Bill Cunningham, le photographe inventeur du street style
Toute personne de moins de 70 ou 75 ans se voit appeler "enfant". Quand on lui parle, il se concentre, fronce les sourcils et tend l'oreille, mettant parfois sa main en cornet. Pourtant rares sont les figures du monde de la mode d'aujourd'hui qui peuvent se targuer, comme lui, d'être perpétuellement en vogue, voire de savoir prédire le futur "dernier cri". Cet homme discret, né dans le Massachusetts des années 1920, sait voir avant tous "ce qui sera la tendance dans six mois", estimait Anna Wintour, rédactrice en chef de Vogue USA, dans un film documentaire sur le photographe, "Bill Cunningham New York" (2010).

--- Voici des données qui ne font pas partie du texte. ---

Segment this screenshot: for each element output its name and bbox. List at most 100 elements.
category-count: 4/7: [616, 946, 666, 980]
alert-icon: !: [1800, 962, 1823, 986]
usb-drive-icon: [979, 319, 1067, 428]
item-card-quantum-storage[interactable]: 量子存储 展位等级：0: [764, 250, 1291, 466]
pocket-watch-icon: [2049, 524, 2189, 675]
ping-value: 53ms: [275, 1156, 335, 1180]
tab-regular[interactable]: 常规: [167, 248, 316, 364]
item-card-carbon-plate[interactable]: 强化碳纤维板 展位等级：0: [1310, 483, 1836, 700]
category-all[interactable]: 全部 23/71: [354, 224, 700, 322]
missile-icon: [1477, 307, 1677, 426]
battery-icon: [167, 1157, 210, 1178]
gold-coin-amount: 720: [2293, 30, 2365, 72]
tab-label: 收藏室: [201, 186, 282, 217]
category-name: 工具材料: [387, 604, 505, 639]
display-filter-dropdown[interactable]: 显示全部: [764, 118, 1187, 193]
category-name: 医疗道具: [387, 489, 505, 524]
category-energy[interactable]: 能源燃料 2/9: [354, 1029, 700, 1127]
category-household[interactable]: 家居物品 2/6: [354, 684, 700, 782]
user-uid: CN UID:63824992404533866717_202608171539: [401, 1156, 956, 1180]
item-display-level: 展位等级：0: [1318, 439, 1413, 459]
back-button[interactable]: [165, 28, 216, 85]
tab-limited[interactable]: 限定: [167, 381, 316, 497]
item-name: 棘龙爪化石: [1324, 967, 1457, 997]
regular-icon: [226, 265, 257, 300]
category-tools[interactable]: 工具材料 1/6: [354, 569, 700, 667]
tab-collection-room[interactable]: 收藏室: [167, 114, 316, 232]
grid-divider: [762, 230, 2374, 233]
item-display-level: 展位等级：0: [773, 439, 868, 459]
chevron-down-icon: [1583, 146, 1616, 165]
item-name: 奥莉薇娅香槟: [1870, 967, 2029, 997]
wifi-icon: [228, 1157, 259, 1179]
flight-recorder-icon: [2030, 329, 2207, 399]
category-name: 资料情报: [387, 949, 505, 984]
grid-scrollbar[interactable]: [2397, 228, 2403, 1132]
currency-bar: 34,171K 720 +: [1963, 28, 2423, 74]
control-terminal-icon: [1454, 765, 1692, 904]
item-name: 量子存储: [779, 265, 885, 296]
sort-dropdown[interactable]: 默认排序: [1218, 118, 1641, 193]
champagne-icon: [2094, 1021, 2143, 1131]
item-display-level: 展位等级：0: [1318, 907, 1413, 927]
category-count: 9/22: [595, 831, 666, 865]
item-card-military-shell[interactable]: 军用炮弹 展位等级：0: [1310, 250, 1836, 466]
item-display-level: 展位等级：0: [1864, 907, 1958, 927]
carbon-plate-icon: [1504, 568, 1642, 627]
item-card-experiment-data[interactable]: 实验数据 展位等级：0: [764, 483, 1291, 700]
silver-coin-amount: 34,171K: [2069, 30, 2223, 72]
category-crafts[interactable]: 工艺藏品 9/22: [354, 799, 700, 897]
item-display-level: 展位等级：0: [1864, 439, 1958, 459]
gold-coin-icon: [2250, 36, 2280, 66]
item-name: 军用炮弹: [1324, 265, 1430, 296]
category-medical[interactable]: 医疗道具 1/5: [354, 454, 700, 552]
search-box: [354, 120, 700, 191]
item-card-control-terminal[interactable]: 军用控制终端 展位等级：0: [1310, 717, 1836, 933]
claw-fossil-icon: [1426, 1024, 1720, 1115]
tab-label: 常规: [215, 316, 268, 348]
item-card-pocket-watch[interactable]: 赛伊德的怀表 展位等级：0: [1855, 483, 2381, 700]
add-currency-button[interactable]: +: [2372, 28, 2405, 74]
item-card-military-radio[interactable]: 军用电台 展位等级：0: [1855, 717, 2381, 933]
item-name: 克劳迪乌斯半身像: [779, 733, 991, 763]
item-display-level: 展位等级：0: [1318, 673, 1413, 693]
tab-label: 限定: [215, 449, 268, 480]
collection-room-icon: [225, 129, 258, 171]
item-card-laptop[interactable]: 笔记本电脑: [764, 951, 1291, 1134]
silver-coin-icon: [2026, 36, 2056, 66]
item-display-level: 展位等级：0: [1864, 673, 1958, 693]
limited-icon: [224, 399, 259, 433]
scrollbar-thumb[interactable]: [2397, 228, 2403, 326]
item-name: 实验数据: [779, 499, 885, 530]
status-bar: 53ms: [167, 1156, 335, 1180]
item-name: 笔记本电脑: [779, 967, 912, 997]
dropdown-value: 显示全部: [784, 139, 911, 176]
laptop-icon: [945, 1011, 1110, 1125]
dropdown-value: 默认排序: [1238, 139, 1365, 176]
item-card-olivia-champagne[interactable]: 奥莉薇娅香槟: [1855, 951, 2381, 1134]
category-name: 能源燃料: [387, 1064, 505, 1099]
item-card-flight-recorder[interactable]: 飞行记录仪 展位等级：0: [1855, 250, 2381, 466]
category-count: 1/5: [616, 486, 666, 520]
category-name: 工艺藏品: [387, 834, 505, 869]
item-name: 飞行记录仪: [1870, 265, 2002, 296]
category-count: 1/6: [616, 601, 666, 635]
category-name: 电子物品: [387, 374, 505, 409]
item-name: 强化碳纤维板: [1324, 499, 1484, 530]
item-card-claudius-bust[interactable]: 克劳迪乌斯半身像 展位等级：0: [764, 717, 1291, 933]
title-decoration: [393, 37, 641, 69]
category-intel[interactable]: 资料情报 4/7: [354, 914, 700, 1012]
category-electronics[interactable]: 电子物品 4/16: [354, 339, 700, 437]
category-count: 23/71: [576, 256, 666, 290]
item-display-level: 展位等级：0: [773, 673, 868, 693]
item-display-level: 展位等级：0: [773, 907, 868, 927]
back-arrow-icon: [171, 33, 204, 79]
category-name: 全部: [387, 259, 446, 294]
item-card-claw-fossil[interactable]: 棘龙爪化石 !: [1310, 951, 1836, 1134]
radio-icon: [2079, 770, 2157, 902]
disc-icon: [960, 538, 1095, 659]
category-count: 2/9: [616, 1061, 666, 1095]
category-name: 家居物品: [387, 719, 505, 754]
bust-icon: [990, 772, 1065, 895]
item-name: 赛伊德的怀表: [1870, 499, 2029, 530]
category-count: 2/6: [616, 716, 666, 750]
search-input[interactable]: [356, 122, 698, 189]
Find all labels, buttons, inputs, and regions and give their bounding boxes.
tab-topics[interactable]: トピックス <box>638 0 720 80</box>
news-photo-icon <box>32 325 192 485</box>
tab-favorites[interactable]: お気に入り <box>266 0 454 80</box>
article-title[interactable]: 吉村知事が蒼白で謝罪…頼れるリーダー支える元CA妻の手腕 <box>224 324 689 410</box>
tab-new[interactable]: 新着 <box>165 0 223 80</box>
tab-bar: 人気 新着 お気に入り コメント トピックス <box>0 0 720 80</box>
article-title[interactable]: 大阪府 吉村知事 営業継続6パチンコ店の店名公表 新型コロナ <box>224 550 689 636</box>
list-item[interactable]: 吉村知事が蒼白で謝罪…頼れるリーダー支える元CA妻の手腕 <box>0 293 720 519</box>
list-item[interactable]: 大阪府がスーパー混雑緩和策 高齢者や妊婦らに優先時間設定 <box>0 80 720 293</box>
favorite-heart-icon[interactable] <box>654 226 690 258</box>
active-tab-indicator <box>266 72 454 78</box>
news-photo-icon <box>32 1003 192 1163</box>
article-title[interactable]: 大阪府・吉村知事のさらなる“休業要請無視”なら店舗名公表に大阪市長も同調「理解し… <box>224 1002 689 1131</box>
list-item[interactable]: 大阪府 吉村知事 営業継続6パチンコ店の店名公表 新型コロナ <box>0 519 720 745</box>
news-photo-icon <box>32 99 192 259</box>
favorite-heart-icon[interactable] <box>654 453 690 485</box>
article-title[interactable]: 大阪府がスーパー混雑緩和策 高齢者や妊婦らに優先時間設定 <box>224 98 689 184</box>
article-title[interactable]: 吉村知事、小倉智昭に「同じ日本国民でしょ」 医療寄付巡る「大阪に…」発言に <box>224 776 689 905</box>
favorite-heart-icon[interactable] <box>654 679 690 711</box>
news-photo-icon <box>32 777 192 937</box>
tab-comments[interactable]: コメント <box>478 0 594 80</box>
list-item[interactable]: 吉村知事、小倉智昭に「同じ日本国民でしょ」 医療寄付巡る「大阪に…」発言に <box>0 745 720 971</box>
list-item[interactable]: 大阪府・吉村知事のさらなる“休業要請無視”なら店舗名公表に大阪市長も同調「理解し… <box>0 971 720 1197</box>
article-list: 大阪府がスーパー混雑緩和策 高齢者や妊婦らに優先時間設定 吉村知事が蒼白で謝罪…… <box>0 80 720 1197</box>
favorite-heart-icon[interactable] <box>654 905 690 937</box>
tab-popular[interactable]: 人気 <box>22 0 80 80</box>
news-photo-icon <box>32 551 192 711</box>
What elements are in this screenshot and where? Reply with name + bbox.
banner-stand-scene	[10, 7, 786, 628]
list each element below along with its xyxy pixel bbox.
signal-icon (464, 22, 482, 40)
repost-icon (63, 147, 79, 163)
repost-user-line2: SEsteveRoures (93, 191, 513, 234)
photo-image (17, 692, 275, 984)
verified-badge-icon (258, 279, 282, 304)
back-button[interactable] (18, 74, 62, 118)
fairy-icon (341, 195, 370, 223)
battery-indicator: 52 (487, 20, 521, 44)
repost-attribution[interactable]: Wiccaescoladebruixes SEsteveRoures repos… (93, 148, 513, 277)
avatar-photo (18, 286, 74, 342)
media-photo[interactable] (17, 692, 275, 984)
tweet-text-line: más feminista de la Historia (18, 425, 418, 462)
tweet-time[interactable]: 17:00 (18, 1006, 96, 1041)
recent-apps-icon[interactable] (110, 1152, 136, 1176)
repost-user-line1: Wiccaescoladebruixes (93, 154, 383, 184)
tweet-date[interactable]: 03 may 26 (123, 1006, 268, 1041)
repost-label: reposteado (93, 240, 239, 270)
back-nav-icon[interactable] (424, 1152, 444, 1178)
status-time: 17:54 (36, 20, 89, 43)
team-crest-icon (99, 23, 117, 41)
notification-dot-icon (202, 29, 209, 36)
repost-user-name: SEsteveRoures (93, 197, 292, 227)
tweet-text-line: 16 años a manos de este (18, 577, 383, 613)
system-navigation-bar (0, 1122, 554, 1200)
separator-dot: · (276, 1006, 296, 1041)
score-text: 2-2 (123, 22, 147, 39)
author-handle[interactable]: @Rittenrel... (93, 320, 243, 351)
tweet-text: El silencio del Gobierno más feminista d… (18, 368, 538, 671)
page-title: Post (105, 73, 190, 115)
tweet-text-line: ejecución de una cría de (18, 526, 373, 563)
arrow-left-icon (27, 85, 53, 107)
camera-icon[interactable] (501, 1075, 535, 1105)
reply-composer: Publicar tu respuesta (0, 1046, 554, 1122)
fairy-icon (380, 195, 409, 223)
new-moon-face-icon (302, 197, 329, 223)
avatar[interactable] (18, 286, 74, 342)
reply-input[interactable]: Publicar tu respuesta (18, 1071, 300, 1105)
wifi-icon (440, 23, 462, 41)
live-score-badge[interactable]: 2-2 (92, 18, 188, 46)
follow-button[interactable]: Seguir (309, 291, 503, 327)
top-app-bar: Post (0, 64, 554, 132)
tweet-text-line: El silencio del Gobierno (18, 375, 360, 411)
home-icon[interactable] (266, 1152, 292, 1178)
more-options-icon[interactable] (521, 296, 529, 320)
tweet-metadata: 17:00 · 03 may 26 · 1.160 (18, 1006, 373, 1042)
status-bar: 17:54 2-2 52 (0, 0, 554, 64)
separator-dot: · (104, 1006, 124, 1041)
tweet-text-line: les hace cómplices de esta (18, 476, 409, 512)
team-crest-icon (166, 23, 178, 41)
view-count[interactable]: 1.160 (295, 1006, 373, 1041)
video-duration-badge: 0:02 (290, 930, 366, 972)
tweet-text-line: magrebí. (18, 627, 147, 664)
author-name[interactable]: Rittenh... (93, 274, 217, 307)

"Il ne dit pas grand chose, mais lorsqu'il s'agit de mode, il est le meilleur", confie à l'AFP Hal Rubinstein, de InStyle magazine, à l'issue d'un défilé printemps-été 2015. "Il a certainement plus de flair que tous les rédacteurs de mode ici", résume cette plume influente de la mode, qui dit connaître M. Cunningham "depuis 35 ans".Si elles lui ont permis d'accumuler une connaissance encyclopédique, les années semblent n'avoir jamais eu de prise sur son art de dénicher les tendances maîtresses, voire avant-gardistes, dans la rue, sur les podiums ou les soirées mondaines. Silhouette omniprésente, souvent à vélo, de la 5e avenue et des défilés new-yorkais, on le retrouve aussi à la semaine de la mode parisienne, où ce qu'il voit "éduque l'oeil" de l'expert qu'il est, selon ses dires. "Il faut laisser la rue vous dire quelle est l'histoire"
L'intérêt que M. Cunningham suscite dans les médias l'irrite au plus haut point : "Cela attire trop l'attention sur moi" et détruit son travail, avoue-t-il à l'AFP. Figure singulière d'un monde portant aux nues l'ego, l'ostentation et l'individualité d'un style, où chaque starlette ou blogueuse cherche l'objectif, il n'aspire lui qu'à une chose : être "invisible". Car au coeur de son art réside ce secret : "Il faut laisser la rue vous dire quelle est l'histoire", confie celui qui affirme volontiers "ne pas être un bon photographe". Savoir saisir la beauté d'un vêtement en mouvement mais aussi de l'instant, l'élégance d'une femme sautant par-dessus une flaque d'eau, d'un dandy à chapeau traversant la rue, d'un mannequin à l'allure folle... Sans jamais intimider ou influencer le modèle improvisé.
"Il ne faut pas avoir d'idée préconçue, il faut sortir et laisser la rue vous parler", insiste celui qui a commencé sa carrière en créant des chapeaux pour les New-Yorkaises de la bonne société. En 1963, il travaillait Chez Ninon, un atelier de couture sur-mesure, lorsque Jackie Kennedy, une cliente régulière, lui a fait parvenir un tailleur Dior rouge avant les funérailles de son mari, le président assassiné. "On n'avait pas le temps de faire venir du tissu pour en confectionner un neuf, alors on l'a teint en noir dans la nuit", a-t-il raconté lors d'une conférence à New York. Une tribune dans le New Yorlk Times
Ses premiers clichés volés d'inconnues mais aussi de célébrités, telle l'actrice Greta Garbo en 1978, lui ont permis de décrocher une tribune dans le New York Times, "On The Street" ("Dans la rue"), où chaque semaine sont toujours mises en avant les dernières tendances. Les hommes en jupe, le léopard, les chemisiers le jour comme le soir, une nouvelle palette de couleurs ou d'imprimés.
"Bill Cunningham est l'inventeur de la photographie de mode dans la rue", estime Brad Paris, qui enseigne la photographie à l'école de mode new-yorkaise FIT. D'autres s'y sont peut-être essayés avant lui mais il en a donné une vision cohérente". Et a permis la naissance d'une communauté à l'influence croissante, "le blogueur de mode, son héritage", souligne l'expert. En effet, "la tribune de M. Cunningham a imposé l'idée que toute personne possédant un appareil photo, un compte Wordpress (pour la création d'un blog) et quelques idées peut avoir une réelle influence sur le monde de la mode".